Tuesday, October 17, 2017 Elyria 49°


Lorain superintendent outlines 3-year plan to improve city schools


LORAIN — The road to academic recovery will be at least a three-year trip, but Lorain Schools is headed in the right direction, Superintendent Tom Tucker told Board of Education members at their Tuesday meeting.

Tucker, in an approximately 35-minute presentation, outlined the district’s 16-page academic recovery plan, which he said he and Academic Distress Commission members spent 40 to 45 hours writing. The plan was approved Sept. 11 by Richard Ross, Ohio superintendent of instruction. The plan was a response to the April state takeover of the district by the unelected commission after four straight years of low test scores.

The plan’s five priorities are improving the school climate and culture, improving pre-kindergarten through third-grade literacy, rigorous, relevant curriculum and instruction, improved student and staff attendance and financial support of academic achievement. The district needs to score a C or better on the performance index score and value-added progress categories of the annual state report card for two out of three school years to regain local control.

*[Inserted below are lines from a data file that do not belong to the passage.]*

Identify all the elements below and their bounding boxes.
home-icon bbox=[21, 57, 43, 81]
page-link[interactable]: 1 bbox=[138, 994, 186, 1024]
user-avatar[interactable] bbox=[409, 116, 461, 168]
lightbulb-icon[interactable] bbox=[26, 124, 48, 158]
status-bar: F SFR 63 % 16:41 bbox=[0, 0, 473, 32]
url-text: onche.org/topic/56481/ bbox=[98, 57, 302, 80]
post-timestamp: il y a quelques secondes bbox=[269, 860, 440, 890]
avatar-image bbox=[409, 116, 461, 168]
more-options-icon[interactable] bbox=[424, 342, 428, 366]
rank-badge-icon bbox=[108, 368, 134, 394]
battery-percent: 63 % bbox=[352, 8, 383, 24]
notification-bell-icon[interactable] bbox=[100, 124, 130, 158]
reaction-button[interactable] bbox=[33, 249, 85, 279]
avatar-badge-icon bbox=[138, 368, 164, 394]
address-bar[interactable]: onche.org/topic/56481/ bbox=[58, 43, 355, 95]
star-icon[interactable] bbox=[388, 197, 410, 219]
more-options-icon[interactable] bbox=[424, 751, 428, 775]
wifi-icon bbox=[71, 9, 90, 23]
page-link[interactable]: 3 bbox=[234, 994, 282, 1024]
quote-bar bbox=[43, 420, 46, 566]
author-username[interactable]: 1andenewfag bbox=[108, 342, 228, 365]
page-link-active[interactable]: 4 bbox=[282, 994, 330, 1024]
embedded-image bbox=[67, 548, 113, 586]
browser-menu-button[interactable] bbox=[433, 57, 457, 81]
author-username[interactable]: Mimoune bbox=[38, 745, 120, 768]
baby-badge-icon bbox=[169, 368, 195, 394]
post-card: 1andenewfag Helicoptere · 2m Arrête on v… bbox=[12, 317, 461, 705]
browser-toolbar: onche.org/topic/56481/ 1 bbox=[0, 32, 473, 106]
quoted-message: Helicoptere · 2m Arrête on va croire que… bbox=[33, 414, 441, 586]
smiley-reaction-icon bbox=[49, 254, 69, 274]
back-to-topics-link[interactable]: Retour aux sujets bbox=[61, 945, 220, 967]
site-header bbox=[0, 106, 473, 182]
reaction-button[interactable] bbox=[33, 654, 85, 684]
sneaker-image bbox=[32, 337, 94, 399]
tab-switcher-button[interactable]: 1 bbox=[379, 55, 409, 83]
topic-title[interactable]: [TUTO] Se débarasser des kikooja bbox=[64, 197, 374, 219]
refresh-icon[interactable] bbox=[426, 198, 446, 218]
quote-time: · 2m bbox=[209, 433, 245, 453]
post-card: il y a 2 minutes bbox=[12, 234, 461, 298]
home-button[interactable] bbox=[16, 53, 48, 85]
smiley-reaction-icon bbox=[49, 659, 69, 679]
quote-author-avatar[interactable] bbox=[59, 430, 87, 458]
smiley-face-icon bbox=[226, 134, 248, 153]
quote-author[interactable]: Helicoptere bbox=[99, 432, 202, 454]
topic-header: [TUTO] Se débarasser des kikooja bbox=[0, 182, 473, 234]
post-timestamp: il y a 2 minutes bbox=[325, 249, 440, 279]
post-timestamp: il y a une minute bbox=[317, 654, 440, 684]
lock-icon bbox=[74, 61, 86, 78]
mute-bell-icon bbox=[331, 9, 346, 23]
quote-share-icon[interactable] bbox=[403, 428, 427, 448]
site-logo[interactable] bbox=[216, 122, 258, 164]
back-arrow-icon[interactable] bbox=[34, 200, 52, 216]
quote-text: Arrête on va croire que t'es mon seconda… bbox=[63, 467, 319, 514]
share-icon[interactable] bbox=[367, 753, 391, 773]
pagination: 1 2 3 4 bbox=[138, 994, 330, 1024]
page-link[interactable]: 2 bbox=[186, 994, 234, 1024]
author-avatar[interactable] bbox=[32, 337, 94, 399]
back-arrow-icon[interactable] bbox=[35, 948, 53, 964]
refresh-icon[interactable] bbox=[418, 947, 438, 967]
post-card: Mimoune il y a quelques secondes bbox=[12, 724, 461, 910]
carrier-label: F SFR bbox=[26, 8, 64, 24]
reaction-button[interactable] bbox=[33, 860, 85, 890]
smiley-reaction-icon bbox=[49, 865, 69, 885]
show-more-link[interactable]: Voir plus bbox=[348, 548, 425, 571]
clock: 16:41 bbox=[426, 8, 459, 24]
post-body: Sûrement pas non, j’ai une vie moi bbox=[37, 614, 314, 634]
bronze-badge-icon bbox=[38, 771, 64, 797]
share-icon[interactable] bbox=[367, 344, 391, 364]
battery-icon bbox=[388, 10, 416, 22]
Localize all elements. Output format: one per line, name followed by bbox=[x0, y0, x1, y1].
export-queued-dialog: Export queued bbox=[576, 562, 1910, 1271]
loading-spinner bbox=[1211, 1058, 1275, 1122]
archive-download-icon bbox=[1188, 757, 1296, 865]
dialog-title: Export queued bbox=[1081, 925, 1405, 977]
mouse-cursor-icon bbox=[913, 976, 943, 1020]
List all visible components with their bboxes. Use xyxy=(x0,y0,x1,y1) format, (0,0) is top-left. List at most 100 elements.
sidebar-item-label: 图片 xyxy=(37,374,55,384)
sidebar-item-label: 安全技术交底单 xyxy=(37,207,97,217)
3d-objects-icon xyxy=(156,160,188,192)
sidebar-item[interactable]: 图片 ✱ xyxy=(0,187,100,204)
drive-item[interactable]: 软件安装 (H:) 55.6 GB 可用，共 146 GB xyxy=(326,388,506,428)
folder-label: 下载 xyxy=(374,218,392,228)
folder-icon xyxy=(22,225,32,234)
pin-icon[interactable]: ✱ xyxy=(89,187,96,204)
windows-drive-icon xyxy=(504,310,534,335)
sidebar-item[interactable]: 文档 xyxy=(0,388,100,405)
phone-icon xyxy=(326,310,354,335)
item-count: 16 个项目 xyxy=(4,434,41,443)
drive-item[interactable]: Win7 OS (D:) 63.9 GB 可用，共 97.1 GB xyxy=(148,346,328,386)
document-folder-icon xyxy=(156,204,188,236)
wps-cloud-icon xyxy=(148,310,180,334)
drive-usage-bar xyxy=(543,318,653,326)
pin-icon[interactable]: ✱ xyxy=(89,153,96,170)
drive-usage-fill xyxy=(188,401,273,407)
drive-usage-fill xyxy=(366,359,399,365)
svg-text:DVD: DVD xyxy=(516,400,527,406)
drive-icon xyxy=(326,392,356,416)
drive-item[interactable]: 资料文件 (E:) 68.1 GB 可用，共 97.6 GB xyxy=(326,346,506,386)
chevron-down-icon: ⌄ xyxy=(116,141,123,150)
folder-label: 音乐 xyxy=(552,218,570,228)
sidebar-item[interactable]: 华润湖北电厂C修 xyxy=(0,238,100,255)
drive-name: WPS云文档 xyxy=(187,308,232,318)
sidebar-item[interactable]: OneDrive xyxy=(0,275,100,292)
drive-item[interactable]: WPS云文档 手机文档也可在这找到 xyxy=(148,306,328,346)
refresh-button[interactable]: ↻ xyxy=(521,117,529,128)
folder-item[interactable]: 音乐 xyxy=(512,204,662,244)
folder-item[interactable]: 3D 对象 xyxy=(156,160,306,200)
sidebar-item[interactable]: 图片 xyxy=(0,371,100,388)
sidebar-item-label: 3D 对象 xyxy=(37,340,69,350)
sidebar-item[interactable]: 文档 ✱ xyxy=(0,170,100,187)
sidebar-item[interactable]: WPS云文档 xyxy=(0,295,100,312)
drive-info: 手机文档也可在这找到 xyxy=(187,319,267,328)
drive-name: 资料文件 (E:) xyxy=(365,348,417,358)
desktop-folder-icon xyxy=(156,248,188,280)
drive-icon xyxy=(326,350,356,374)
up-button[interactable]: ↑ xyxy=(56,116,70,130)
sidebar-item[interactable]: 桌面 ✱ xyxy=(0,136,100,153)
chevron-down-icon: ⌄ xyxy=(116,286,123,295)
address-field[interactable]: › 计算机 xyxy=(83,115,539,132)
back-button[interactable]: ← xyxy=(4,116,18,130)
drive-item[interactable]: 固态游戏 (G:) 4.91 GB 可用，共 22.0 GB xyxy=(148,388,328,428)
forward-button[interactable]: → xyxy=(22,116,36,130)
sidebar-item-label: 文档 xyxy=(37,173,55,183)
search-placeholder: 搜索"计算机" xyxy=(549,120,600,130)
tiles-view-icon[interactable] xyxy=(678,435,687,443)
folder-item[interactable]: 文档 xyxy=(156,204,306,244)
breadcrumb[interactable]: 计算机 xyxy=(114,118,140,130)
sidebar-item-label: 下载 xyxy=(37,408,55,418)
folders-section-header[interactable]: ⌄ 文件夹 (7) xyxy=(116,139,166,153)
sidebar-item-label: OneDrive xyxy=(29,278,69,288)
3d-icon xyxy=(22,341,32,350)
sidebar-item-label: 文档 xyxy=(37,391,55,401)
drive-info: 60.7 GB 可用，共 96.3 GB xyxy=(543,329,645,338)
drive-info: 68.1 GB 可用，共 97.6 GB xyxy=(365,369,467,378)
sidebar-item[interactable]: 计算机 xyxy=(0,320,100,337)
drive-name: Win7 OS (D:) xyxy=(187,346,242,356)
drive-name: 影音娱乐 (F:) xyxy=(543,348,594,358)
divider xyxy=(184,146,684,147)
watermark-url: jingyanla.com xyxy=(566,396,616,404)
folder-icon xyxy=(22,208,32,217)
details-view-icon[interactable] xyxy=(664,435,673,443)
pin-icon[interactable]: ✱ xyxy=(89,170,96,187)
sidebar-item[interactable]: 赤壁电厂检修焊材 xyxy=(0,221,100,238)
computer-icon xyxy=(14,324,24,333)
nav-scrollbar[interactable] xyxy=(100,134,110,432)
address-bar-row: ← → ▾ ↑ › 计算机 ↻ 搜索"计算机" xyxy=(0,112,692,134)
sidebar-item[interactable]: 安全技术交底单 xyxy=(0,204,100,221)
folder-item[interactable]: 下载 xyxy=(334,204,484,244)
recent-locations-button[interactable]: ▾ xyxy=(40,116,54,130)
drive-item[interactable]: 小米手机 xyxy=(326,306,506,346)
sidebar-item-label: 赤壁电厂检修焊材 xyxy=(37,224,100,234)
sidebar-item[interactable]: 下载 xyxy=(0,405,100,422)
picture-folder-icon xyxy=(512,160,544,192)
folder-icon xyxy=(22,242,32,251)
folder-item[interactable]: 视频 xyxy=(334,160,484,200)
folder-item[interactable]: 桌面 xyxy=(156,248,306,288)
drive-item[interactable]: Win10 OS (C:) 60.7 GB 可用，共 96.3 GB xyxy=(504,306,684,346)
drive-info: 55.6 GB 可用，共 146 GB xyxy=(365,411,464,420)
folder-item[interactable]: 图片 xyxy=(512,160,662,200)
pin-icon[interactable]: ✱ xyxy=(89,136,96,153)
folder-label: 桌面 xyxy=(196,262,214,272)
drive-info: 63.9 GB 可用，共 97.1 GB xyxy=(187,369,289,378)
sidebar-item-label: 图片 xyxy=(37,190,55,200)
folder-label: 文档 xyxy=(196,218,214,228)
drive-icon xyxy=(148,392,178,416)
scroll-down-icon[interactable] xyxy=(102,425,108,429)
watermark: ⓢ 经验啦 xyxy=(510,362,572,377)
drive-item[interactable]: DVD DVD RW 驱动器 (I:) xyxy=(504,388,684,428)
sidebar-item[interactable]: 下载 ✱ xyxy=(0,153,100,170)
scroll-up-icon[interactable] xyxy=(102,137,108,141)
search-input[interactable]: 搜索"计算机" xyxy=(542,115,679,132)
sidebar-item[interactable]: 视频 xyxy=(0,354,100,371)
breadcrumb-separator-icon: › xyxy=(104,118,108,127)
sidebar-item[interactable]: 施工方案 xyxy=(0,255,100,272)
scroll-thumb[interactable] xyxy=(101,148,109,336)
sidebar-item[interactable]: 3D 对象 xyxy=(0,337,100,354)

Ross also could disband the commission if he decides Lorain can perform well without it.

“We’ve got to be the most highly monitored, highly looked at school district around, but by God, we’re going to do it and make it happen,” Tucker said.

Short-term goals include increasing mathematics proficiency by 11 percentage points and reading proficiency by 10 percentage points on the annual Ohio Achievement Tests and increasing third-grade reading proficiency by 15 percentage points compared with 2011-12 school year results. Tucker said improved curriculum and data-driven decisions will increase scores.

“There should be no surprises when our kids take tests. None,” he said. “We should know beforehand where their weaknesses are.”

Other short-term goals include increasing elementary school attendance to 95 percent, middle school attendance to 94 percent, high school attendance to 92 percent and alternative school attendance to 85 percent. Overall attendance was nearly 92 percent in the last school year. Tucker said overall attendance was at 95 percent as of Sept. 25.

Tucker said school security guards are now going to the homes of truant students to question parents about why their children are missing school. The plan also calls for staff attendance, nearly 92 percent in the last school year to increase to 95 percent. Tucker said it was nearly 97 percent as of Sept. 25.

The plan also calls for improving staff hiring standards.

“What they don’t want us to do, which does happen is, oh, we need a warm body, let’s hire that person, or that’s so and so’s brother, let’s hire him,” Tucker said.

Tucker said a “culture of low expectations” in the school district, where 85 percent of students live in poverty and 87 percent of students entering kindergarten don’t meet minimum state standards, is being reduced.

“You can raise the expectations, but you’ve got to support the student,” he said.

Board members praised the efforts of Tucker, who took over in August 2012, and the unpaid commission members, who they said are providing fresh ideas and insight.

“There’s no doubt we’re going to accomplish the goals,” board member Tony Dimacchia said. “It’s going to get better.”